Most of the characters in the book believe that by ignoring the problem, never mentioning it and keeping it out of conversations will make the deadly disease go away. But of course, ignoring a problem never makes anything better; it only makes things worse. For example, Chanda’s Mama knew she had caught the disease from Jonah, but made no action to try and find an immediate cure for it. She waited until near the end of the book to go visit the doctor, who did not even manage to help her. She tried hiding her headaches by wearing a (tensor bandage under her kerchief.
But she was still not able to ignore the disease that was slowly killing her. Also, when Mrs. Tafa was talking about the traditional doctor and said “Cancer, Colotis, TB- there’s nothing he can’t fix. He’s even cured folks of that other thing” (Stratton, pg. 105). Mrs. Tafa chose not to say the name of the disease like many others; she thinks not speaking of the disease will make it less of a problem, which it will disappear when fewer people mention it. This explanation emphasizes the fact that living in denial is part of the stigma of AIDS.

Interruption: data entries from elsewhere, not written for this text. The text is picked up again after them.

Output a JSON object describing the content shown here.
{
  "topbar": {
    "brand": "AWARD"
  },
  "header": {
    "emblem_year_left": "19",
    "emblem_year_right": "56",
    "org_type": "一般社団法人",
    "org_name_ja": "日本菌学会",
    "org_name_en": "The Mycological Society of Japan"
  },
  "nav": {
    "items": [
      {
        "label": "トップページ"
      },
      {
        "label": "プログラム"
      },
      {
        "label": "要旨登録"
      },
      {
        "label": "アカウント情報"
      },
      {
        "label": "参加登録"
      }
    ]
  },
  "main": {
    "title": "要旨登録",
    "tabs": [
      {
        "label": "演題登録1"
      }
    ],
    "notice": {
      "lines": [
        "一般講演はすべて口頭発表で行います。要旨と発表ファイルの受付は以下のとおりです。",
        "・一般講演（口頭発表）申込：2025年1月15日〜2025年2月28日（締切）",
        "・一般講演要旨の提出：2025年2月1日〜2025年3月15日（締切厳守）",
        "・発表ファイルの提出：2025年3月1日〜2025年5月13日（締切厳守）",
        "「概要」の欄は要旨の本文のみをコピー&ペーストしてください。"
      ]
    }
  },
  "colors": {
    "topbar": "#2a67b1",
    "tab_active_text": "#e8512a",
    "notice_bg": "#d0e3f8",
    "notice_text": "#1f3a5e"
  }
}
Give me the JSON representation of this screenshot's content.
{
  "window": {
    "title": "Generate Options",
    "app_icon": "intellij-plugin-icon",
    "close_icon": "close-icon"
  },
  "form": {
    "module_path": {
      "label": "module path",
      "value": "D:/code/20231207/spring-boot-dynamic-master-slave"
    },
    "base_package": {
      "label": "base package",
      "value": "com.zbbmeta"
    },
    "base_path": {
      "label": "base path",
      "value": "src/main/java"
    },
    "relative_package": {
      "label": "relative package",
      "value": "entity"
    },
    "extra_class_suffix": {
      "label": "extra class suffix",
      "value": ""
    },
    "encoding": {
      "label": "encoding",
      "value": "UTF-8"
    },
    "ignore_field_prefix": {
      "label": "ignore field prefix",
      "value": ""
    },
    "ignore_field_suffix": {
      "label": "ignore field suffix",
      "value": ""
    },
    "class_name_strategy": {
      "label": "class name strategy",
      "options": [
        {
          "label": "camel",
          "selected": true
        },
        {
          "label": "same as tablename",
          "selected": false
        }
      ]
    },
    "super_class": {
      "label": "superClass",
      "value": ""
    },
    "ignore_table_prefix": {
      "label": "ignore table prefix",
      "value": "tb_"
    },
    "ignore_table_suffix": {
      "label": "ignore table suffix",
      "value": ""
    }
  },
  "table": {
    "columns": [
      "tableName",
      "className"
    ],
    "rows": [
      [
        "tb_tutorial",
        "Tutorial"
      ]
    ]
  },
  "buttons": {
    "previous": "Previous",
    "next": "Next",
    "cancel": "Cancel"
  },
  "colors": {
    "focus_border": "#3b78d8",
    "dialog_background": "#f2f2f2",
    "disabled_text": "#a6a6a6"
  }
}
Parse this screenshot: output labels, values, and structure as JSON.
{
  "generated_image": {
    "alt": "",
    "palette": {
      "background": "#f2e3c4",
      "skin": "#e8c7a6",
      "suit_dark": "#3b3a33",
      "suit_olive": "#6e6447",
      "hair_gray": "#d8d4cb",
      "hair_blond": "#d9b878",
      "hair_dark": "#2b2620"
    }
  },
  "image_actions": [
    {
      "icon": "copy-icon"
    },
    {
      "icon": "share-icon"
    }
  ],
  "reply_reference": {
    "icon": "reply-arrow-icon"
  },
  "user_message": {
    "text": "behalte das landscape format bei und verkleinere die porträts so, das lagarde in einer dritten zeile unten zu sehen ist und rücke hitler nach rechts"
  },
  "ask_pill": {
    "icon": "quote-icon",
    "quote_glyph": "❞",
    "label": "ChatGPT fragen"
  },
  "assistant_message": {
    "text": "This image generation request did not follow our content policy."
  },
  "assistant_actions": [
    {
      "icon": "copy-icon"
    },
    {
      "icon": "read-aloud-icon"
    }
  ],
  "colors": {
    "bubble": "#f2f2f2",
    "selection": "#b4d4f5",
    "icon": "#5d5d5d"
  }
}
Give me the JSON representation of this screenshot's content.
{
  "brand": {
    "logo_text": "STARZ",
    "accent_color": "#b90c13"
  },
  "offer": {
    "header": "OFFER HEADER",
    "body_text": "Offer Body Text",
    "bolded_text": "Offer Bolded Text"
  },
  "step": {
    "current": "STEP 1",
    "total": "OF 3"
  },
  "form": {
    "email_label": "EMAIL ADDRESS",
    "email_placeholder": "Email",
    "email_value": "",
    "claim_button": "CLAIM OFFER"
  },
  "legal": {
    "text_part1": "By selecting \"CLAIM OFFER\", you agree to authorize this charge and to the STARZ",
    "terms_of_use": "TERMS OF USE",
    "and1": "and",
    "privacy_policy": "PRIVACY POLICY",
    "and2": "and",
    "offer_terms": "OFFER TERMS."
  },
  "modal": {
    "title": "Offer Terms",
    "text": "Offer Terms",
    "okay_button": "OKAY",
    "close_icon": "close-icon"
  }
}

To summarize, the novel Chanda’s Secrets demonstrates the Stigma of AIDS by portraying the characters blinded by fear, feeling sinful, being ashamed and living in denial. Allan Stratton has shown stigma of AIDS through one girl’s point of view, deepening the reader’s picture of the life most African people live, and the stigma they must push past every day. The novel shows when one is surrounded by fear, shame and many lies one must find the courage and dignity to come out with the truth. It demonstrates how one must confront the ‘undercurrents’ of the stigma associated with AIDS.